Open
Description
Check duplicate issues.
- Checked for duplicates
Description
When input files to RDataFrame
are remote files, force caching of remote files does not work and the remote files will be downloaded every time.
Reproducer
import os
import ROOT
user = os.environ['USER']
outdir = f"/eos/user/{user[0]}/{user}"
filename = os.path.join(outdir, "test.root")
# create dummy root file
ROOT.RDataFrame(100).Define("x", "1").Snapshot("test", filename)
ROOT.TFile.SetCacheFileDir("/tmp", True, True)
# this does not trigger loading of cached root file
ROOT.RDataFrame("test", f"root://eosuser.cern.ch/{filename}").Sum("x").GetValue()

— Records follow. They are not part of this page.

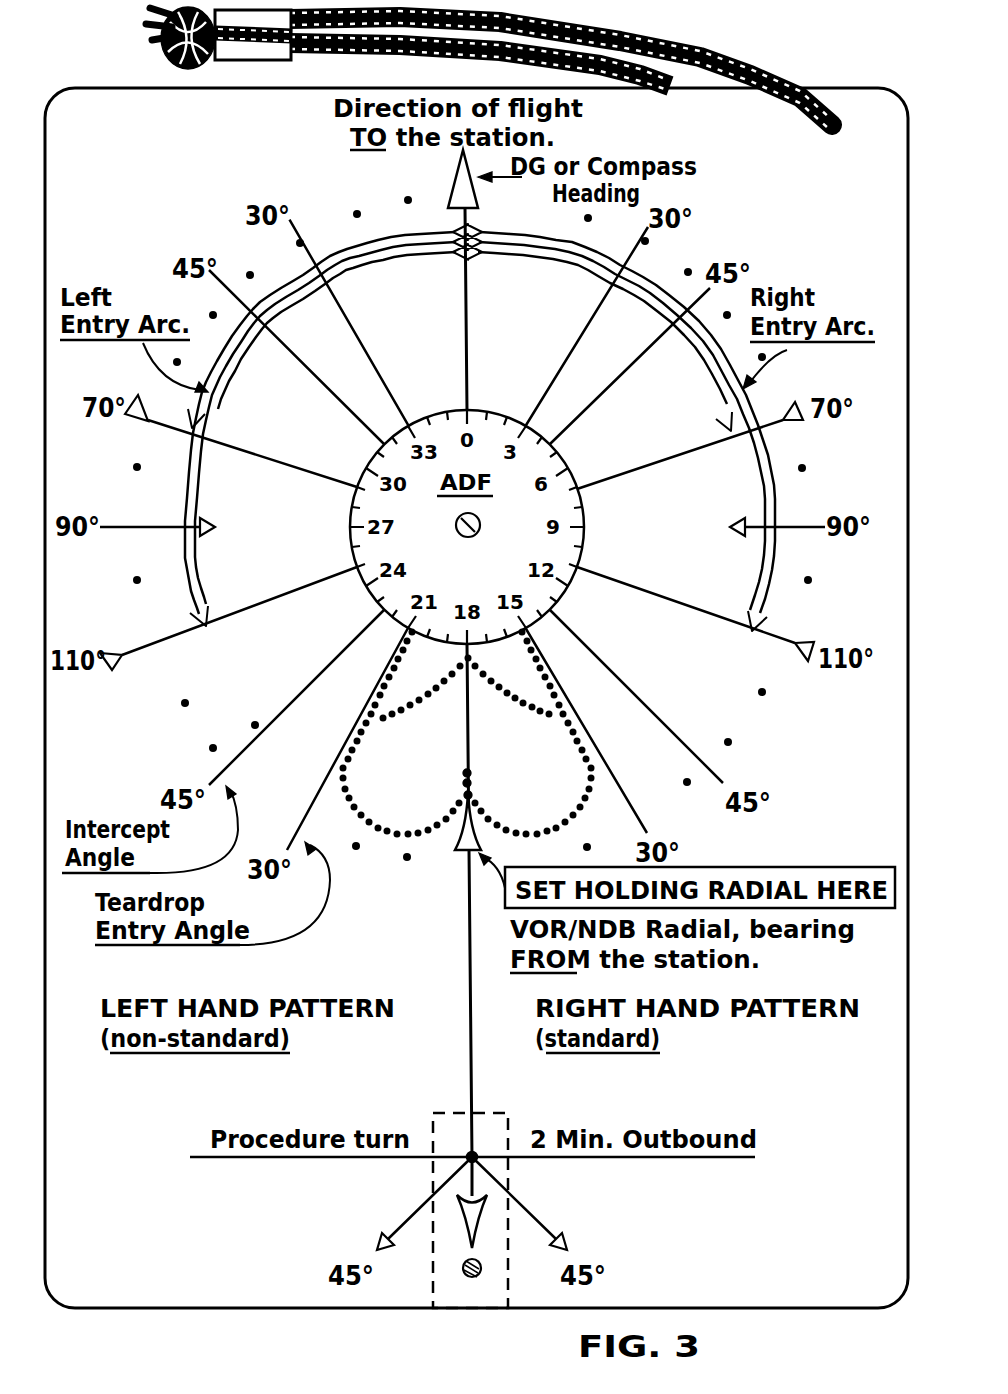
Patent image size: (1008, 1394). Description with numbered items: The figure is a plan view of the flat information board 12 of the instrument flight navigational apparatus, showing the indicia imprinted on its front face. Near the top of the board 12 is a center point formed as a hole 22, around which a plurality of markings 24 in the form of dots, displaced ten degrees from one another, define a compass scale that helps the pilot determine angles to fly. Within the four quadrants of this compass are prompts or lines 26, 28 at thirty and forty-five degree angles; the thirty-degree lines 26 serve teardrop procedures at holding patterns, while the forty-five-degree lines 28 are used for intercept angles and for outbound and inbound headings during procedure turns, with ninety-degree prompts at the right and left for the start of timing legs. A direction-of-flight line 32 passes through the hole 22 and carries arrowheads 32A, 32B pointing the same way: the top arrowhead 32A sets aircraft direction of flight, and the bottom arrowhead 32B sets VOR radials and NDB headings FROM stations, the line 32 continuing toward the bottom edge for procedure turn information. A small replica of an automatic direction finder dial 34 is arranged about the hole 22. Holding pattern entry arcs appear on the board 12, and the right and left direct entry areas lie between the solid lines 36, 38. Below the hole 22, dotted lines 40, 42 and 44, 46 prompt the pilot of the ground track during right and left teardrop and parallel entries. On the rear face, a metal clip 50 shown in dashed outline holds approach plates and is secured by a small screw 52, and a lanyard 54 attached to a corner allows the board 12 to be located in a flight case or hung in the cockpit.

The flat information board 12 is at (858, 84).
The hole 22 is at (468, 537).
The markings 24 is at (408, 200).
The lines 26 is at (355, 338).
The lines 28 is at (298, 373).
The direction-of-flight line 32 is at (470, 355).
The arrowhead 32A is at (458, 188).
The arrowhead 32B is at (476, 820).
The automatic direction finder dial 34 is at (568, 458).
The solid line 36 is at (648, 593).
The solid line 38 is at (647, 467).
The dotted line 40 is at (548, 670).
The dotted line 42 is at (540, 712).
The dotted line 44 is at (375, 690).
The dotted line 46 is at (383, 720).
The metal clip 50 is at (508, 1113).
The screw 52 is at (481, 1266).
The lanyard 54 is at (655, 40).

This is because internally RDataFrame will create a TChain using ROOT.Internal.TreeUtils.MakeChainForMT(treename)
, which creates a TChain
object with the mode ROOT.TChain.kWithoutGlobalRegistration
. This in turn forces the TFile open option to be "READ_WITHOUT_GLOBALREGISTRATION". This causes the TFile to be opened without caching since it only checks the fgCacheFileForce flag when option is "READ"
ROOT version
6.30/04 (LCG105a)
Installation method
LCG (Swan)
Operating system
Linux
Additional context
No response